Zum Apéritif gibt es, wie auch bei unserem letzten Besuch, zunächst eine kleine Suppe, in diesem Fall eine intensive Velouté vom Seeigel.

Velouté vom Seeigel
Velouté vom Seeigel

Das folgende Viererlei als Amuse Bouche ist eine beeindruckende Präsentation holländischer Meeresfrüchte, bei der Muscheln, Austern und Krabben in Miniformat, aber mit großem Aufwand ihren Auftritt bekommen.
Eine Muschel im Zitronengrassud und Dill-Kalamansi-Crème, Krabben mit XO-Sauce und einer Remoulade von Sellerie und Meerrettich, eine Scheidenmuschel mit Soffrito, Pernod-Gelee und einem Clementinenschaum sowie eine Jus marinière mit Herzmuscheln und Auster – all das sind Miniaturen, die so präzise einen individuellen Geschmack herausarbeiten, dass dies wie ein kleines Menü wirkt. Was für ein Auftakt!

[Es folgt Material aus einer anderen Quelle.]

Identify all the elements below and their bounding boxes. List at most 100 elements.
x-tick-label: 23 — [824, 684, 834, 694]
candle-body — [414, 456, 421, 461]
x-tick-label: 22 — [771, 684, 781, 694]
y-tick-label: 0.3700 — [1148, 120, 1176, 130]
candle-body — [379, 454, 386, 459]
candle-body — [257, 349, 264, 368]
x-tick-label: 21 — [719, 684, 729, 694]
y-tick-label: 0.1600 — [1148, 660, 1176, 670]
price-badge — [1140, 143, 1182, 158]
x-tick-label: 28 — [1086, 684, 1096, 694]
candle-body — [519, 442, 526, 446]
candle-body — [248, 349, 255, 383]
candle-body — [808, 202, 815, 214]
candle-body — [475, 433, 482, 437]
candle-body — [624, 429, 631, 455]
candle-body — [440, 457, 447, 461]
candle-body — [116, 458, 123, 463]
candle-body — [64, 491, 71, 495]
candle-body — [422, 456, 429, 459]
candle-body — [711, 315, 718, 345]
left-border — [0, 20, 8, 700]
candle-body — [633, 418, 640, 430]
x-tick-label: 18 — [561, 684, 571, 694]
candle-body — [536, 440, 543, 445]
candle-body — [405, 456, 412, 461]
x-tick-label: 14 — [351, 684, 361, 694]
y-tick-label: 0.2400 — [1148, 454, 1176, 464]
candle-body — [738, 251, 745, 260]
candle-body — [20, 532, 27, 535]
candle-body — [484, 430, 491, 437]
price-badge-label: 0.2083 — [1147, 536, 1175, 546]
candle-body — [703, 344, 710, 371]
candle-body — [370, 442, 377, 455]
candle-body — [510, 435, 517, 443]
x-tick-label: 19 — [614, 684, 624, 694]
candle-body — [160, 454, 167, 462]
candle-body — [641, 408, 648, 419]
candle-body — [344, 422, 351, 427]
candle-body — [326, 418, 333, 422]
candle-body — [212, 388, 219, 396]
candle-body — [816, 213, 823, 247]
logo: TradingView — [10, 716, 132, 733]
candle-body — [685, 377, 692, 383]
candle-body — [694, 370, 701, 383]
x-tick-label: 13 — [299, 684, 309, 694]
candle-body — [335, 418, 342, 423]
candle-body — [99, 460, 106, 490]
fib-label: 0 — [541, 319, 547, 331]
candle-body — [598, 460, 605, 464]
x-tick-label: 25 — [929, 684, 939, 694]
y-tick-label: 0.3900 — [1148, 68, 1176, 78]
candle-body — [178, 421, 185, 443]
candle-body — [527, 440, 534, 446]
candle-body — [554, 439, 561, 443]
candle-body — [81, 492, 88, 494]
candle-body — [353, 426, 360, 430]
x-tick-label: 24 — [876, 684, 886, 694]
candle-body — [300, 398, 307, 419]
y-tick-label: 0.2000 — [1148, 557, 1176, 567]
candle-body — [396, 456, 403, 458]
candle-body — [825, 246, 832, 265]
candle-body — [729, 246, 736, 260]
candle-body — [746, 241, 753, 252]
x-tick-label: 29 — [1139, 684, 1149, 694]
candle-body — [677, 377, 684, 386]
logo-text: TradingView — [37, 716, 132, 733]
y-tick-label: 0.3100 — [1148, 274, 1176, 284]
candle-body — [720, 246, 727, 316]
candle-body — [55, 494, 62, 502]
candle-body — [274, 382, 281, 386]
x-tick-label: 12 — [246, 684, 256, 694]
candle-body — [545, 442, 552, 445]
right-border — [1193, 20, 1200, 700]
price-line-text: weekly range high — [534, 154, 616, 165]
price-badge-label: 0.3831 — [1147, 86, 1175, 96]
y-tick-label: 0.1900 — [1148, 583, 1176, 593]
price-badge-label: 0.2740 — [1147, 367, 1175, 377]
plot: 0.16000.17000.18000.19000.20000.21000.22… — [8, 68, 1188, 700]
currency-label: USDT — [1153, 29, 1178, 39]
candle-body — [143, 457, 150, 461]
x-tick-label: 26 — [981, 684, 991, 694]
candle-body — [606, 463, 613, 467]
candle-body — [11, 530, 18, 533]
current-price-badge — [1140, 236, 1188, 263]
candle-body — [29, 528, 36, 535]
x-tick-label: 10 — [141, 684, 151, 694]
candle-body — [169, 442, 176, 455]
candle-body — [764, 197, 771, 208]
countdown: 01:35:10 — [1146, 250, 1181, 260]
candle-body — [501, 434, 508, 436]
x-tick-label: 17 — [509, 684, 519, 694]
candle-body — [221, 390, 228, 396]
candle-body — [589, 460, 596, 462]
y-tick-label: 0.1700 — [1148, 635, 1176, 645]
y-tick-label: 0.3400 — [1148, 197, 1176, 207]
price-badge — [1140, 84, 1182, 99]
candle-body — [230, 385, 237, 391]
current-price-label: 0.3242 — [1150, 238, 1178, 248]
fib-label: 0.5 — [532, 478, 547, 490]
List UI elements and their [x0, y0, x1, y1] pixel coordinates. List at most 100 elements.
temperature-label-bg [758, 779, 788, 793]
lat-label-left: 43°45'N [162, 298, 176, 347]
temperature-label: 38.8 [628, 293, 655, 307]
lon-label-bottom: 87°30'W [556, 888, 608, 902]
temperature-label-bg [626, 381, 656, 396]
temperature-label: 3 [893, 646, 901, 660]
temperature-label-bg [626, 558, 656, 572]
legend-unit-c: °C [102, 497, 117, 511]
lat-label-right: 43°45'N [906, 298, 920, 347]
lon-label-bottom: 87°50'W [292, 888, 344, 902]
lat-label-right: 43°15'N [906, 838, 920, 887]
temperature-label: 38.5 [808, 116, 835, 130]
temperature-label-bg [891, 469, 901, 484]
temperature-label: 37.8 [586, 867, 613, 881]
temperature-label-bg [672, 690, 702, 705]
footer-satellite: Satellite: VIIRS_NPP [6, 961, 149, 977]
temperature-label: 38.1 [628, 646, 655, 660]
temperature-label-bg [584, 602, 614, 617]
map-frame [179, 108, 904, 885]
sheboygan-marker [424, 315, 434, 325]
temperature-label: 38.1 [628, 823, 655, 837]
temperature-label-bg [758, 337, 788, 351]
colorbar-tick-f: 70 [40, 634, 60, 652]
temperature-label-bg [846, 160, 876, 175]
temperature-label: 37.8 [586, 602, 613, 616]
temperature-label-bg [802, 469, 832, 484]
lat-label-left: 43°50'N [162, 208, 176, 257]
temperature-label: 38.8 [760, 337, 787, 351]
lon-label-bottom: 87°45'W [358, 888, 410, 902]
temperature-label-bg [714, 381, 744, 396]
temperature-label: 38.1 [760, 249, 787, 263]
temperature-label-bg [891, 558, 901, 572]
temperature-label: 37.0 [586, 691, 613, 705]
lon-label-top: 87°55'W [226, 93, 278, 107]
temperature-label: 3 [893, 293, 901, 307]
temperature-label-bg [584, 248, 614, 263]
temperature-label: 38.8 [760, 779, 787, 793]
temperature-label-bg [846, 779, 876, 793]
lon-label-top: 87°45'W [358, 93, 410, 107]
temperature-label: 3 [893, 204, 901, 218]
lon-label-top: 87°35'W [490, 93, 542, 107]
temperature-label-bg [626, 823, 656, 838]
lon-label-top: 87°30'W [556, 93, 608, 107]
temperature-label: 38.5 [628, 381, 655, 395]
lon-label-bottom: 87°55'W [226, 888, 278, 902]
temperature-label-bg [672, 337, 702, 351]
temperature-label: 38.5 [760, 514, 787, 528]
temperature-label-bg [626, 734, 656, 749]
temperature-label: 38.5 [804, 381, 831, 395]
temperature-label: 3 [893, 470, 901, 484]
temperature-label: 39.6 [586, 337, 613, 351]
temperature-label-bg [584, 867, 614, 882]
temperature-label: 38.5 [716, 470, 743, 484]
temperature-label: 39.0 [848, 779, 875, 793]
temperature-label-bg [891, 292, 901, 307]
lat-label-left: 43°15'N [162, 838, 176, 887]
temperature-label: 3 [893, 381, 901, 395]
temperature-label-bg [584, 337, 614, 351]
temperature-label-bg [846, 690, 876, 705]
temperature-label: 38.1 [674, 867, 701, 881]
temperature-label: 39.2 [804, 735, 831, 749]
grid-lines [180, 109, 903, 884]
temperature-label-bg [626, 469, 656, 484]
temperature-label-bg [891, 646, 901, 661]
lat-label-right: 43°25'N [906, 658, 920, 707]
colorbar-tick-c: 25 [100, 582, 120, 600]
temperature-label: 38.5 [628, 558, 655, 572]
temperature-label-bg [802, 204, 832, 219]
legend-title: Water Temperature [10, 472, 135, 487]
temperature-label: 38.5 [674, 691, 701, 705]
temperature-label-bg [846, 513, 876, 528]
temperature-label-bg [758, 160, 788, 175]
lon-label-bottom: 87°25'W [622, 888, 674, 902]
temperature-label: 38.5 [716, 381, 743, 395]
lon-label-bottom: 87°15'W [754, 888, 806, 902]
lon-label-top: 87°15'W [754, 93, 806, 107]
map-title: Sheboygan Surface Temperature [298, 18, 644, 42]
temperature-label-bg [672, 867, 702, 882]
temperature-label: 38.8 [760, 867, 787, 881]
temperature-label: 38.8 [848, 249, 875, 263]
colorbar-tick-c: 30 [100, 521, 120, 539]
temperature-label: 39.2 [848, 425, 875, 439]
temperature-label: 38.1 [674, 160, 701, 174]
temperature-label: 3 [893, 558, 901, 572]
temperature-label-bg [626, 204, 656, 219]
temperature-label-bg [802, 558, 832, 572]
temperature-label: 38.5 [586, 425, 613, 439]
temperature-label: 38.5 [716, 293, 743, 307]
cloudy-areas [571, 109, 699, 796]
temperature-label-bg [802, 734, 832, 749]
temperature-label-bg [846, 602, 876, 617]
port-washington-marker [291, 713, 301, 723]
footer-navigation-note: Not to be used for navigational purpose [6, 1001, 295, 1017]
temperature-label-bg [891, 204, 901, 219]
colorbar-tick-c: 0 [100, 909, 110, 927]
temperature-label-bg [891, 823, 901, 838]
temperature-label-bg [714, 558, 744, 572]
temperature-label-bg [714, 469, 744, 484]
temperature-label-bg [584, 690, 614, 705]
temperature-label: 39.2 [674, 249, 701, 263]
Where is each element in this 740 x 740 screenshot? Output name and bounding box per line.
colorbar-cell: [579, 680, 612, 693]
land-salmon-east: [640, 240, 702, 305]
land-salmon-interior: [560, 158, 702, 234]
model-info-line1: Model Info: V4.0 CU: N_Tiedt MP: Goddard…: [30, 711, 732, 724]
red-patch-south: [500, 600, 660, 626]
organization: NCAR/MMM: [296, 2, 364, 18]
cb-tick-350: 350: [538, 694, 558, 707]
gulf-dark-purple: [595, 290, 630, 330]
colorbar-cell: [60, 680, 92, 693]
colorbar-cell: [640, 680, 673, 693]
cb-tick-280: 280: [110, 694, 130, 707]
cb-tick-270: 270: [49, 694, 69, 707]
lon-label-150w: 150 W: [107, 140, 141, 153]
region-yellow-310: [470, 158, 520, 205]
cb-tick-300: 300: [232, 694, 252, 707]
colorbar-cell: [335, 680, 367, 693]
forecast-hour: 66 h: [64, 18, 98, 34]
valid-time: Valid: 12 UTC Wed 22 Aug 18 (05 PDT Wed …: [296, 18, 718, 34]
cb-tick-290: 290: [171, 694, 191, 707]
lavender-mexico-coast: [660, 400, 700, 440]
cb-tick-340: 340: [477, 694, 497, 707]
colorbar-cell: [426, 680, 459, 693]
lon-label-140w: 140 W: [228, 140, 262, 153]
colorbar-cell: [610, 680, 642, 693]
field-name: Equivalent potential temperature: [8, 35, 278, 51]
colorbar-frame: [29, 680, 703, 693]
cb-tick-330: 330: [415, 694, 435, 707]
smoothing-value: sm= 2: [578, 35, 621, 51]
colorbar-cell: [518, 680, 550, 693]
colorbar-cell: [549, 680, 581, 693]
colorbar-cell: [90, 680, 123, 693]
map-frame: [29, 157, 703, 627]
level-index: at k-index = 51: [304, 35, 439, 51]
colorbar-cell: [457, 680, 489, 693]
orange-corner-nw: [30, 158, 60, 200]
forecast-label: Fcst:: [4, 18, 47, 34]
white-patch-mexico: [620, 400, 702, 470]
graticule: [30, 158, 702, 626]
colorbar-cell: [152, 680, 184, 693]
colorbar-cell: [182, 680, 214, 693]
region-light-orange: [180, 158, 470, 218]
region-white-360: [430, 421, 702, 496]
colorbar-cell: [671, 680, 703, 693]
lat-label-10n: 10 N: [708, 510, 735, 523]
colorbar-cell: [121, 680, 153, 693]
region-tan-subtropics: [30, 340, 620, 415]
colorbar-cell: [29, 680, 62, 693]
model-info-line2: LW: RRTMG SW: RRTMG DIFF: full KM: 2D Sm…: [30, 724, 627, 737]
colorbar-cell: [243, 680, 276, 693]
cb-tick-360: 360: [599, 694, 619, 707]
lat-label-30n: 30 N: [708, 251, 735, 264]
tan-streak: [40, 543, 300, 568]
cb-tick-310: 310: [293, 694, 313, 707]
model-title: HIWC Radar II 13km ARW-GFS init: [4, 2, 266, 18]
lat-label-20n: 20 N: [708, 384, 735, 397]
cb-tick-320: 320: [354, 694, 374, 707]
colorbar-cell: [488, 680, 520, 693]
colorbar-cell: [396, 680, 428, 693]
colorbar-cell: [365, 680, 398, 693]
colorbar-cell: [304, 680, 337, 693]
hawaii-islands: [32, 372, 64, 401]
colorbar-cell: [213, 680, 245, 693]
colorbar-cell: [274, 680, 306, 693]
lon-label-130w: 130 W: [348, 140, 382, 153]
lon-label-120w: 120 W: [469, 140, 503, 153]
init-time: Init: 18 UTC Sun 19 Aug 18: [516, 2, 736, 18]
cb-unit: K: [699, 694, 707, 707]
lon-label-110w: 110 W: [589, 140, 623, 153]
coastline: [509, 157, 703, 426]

Makrele ist bekanntlich im Moment schwer angesagt auf allen Speisekarten. Auch hier ist das nicht anders, aber diese optisch sehr reduziert anmutende Version im ersten offiziellen Gang ist schon besonders. Dünne, marinierte – und wie ich meine angeräucherte – Scheiben sind mit Quinoa gefüllt und zu Röllchen geformt. Eine Creme sowie ein bei Tisch angegossener, leicht angelierter Sud aus Tomaten – das ist alles. Und doch hat das Gericht alles, was es braucht: Würzigkeit, Säure, Frische, Textur. Angesichts der sommerlichen Außentemperaturen ein perfekter Start.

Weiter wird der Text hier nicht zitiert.